I'm still working out the intricacies of our new Cybershot, but the timer pic I shot on the beach at Slave Lake turned into an underlit silhouette.  Thankfully another beachwalker saw our struggles and graciously offered to take a picture of us sitting on a large piece of driftwood.

The strangest thing about camping, for me at least, is that if it doesn't rain, you almost feel like you wasted your money on the tent.  On our second night, a hot day at the beach swiftly transformed into threatening looking clouds and a severe thunderstorm warning, so rather than racing back to camp, we dashed into town, grabbed a couple of pizzas, and after returning to our campsite, ate them in the station wagon while watching X-Men: First Class on my iPad while it rested on the dash.  We had to turn it off periodically when the tiny speaker was overwhelmed by hailstones pelting the roof and windshield, but made it about halfway through the film before the storm let up and we could make a break for the tent.

The next day was bit cooler, so we arranged to hike from Mt. Marten (don't mock, at 400m, it counts) down to Lily Lake.  It's about a 200m elevation change, but since there are uphill portions both coming and going to this tiny lake, I don't know if that figure is net or what. I certainly felt like more.  Shortly after starting out, Fenya spotted a flying squirrel, which made me intensely jealous.

From the summit, which doesn't have a lot of top cover due to past fires, you descend into what is practically a rain forest, which makes sense, given how much moisture gets dropped on the mountain.  Moist air blown off the lake quickly cools as it crests and then swiftly precipitates.  Thick grass, lush trees, raspberry bushes growing right up against the narrow trail, and a plethora of creeks which sometimes made the footing treacherous permeated the hike.  The previous night's storm didn't help either, and had loosened some roots and broken some branches off as well.  We passed a number of gents from a helitack team toting chainsaws back up from the lake, where they had just finished clearing the trail of deadfall that morning.  "You've got a clear path now," they assured us.

It was a demanding but beautiful trail, and while we hoped to spot some wildlife, the only ground animal we came across was this somewhat large toad that the girls named Herbert.  We took care to treat him gently and returned him to the soft and mossy forest floor, but he was the noisiest amphibian I had ever come across, making a series of squeaking noises like a pet's chew toy, so we made sure to keep Nitti at a distance.

After spotting this mess in the middle of the trail, I exclaimed, "I can't believe people don't pick up after their pets!" Audrey sidled up to me a ways down the trail and murmured sotto voce, "You know that had to be bear shit, right?"

"Of course I do," I hissed back,  "I've eaten pancakes with less blueberries in them than that scat stack."

"No reason to panic Glory," she said.

"Absolutely," I agreed, partially wishing for maybe just a bit of ignorance and a family marching towards us with a blueberry eating dog.
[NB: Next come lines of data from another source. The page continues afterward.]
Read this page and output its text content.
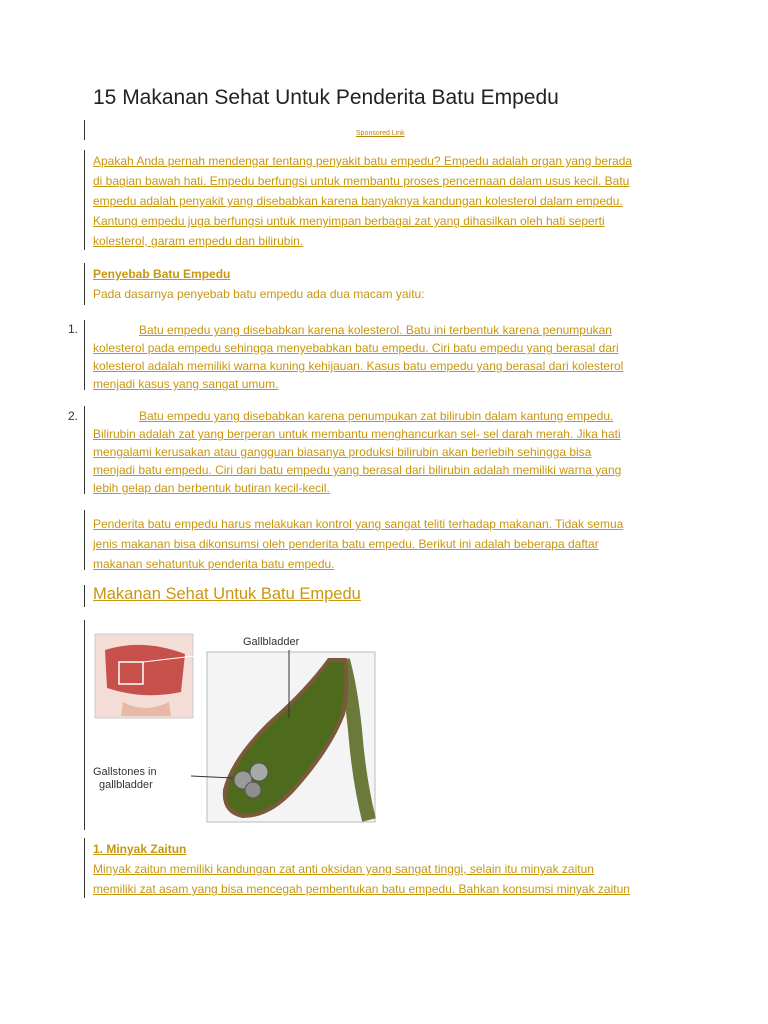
15 Makanan Sehat Untuk Penderita Batu Empedu
Sponsored Link
Apakah Anda pernah mendengar tentang penyakit batu empedu? Empedu adalah organ yang berada
di bagian bawah hati. Empedu berfungsi untuk membantu proses pencernaan dalam usus kecil. Batu
empedu adalah penyakit yang disebabkan karena banyaknya kandungan kolesterol dalam empedu.
Kantung empedu juga berfungsi untuk menyimpan berbagai zat yang dihasilkan oleh hati seperti
kolesterol, garam empedu dan bilirubin.
Penyebab Batu Empedu
Pada dasarnya penyebab batu empedu ada dua macam yaitu:
1.	Batu empedu yang disebabkan karena kolesterol. Batu ini terbentuk karena penumpukan
kolesterol pada empedu sehingga menyebabkan batu empedu. Ciri batu empedu yang berasal dari
kolesterol adalah memiliki warna kuning kehijauan. Kasus batu empedu yang berasal dari kolesterol
menjadi kasus yang sangat umum.
2.	Batu empedu yang disebabkan karena penumpukan zat bilirubin dalam kantung empedu.
Bilirubin adalah zat yang berperan untuk membantu menghancurkan sel- sel darah merah. Jika hati
mengalami kerusakan atau gangguan biasanya produksi bilirubin akan berlebih sehingga bisa
menjadi batu empedu. Ciri dari batu empedu yang berasal dari bilirubin adalah memiliki warna yang
lebih gelap dan berbentuk butiran kecil-kecil.
Penderita batu empedu harus melakukan kontrol yang sangat teliti terhadap makanan. Tidak semua
jenis makanan bisa dikonsumsi oleh penderita batu empedu. Berikut ini adalah beberapa daftar
makanan sehatuntuk penderita batu empedu.
Makanan Sehat Untuk Batu Empedu
Gallbladder
Gallstones in
gallbladder
1. Minyak Zaitun
Minyak zaitun memiliki kandungan zat anti oksidan yang sangat tinggi, selain itu minyak zaitun
memiliki zat asam yang bisa mencegah pembentukan batu empedu. Bahkan konsumsi minyak zaitun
After 2.5 km and a few bridge crossings, we encountered this stump with its hopeful message.  We had no real idea how long the trail actually was (2-4 hours round trip, according to the sign at the top), so we were a little disappointed that we had over a half kilometer to go.  Eventually though, we got to Lily Lake, helpfully decorated with a sign advising us not to set it ablaze.  Perhaps there was trouble in the 80s with action movie heroes that necessitated this, but with no matches and less desire, we were no threat.

It's a grand little lake, warm and stocked with trout we occasionally saw breaking the surface to snack on insects.  I couldn't imagine hauling a rod and tackle box down the trail, let alone the thought of hauling a fish carcass back through the bear country jamboree.  I like zip-loc bags as much as the next fellow, but I'm not sure how far I would trust them with my earthly safety.
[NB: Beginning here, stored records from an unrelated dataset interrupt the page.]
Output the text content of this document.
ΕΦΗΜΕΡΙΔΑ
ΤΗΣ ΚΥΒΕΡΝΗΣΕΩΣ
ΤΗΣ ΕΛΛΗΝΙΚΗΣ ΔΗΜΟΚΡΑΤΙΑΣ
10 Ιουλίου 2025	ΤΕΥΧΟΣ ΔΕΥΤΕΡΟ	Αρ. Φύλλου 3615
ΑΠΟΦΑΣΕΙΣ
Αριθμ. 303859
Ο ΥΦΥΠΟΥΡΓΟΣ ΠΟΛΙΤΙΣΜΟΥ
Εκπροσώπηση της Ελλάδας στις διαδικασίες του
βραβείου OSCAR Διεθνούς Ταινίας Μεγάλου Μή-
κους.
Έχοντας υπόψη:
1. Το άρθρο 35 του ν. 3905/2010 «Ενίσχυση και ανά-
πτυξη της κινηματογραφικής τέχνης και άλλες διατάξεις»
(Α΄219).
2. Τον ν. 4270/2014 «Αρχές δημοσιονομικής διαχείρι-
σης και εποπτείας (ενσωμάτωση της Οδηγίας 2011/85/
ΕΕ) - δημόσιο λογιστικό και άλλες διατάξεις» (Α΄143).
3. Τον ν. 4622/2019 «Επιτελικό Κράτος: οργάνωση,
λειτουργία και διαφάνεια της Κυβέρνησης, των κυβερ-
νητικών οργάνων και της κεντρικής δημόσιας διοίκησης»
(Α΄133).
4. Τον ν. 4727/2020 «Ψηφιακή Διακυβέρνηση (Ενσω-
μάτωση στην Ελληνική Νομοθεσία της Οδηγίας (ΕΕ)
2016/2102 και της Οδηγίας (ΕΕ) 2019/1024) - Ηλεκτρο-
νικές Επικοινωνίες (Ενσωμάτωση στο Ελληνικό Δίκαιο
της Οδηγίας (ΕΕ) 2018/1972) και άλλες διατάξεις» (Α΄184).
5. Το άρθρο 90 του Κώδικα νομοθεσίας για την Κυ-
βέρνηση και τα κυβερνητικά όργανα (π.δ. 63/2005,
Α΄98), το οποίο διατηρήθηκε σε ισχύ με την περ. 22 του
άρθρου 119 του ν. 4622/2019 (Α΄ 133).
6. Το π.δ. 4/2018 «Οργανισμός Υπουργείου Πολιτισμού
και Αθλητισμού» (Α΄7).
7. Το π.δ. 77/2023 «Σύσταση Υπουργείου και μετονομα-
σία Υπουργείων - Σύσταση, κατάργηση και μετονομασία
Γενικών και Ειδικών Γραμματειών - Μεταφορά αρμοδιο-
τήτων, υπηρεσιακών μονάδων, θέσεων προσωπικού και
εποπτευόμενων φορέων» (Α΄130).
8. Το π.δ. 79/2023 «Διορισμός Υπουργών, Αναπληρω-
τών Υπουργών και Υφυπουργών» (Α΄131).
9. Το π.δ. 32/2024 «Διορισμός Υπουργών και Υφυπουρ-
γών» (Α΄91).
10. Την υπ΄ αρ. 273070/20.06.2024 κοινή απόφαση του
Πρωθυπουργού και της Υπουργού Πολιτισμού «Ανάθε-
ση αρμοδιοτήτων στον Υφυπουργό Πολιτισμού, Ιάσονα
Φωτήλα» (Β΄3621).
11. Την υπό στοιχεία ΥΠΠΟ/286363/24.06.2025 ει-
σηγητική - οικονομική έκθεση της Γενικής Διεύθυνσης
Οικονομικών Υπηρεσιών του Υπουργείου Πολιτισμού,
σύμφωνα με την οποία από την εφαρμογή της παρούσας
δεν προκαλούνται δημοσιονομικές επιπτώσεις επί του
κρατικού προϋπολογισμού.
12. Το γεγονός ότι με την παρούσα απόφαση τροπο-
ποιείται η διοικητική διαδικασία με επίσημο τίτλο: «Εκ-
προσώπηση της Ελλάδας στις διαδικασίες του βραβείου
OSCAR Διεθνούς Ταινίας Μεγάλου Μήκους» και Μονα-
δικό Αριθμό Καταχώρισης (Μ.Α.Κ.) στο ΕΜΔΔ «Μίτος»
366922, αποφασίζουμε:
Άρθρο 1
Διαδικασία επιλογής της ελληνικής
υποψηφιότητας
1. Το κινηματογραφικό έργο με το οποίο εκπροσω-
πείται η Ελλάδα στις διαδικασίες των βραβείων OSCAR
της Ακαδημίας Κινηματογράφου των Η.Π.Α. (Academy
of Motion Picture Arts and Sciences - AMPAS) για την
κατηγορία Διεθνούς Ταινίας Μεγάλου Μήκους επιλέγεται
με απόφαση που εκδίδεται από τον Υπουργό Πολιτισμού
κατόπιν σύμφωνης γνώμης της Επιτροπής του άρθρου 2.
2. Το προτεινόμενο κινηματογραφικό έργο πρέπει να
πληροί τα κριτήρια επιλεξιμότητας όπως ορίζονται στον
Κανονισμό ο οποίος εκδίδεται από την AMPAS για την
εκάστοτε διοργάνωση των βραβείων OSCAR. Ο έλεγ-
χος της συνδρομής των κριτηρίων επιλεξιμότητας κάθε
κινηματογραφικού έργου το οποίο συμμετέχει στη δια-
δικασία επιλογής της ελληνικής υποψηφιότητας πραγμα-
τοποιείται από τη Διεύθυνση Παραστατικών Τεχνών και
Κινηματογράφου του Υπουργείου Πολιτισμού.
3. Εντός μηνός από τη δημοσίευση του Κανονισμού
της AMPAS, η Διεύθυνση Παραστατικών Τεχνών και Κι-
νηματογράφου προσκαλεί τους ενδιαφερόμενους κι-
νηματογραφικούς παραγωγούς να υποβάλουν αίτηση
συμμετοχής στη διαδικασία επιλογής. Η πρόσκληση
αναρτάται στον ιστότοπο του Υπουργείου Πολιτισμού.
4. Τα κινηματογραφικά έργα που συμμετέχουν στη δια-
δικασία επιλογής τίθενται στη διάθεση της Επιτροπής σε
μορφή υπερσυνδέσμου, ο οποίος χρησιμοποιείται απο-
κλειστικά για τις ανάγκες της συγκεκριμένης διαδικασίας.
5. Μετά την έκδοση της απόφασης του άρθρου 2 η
On the return trip (which, make no mistake, was a bit of a chore for the token middle-aged fat bloke in the group), Fenya and I startled a pair of grouse that were resting right beside the trail.  I was past the first one when it broke cover with a furious THUMP-THUMP-THUMP, and was turning around when the second one took off, so I got to see Fenya's priceless expression.  According to her, mine was pretty good too.

Eventually we made it back to the car and tore into the cooler, having foolishly neglected to bring food and drink along with us.  The beef jerky and juice boxes gave us the energy boost we needed to return to camp and prepare supper.  We had purchased a portable propane barbecue the week before and were marinating some sesame ginger pork chops since we'd left.  

As a parent, one of the things I appreciate most about camping is that everyone gets to help out.  Fenya volunteered to heat the beans on the camp stove while I grilled, and Glory got the water for clean up and drinks.  We travel a little heavy, but it all stows away pretty neatly at the end, again with a little help.  The barbecue is a little ungainly, but definitely worth bringing.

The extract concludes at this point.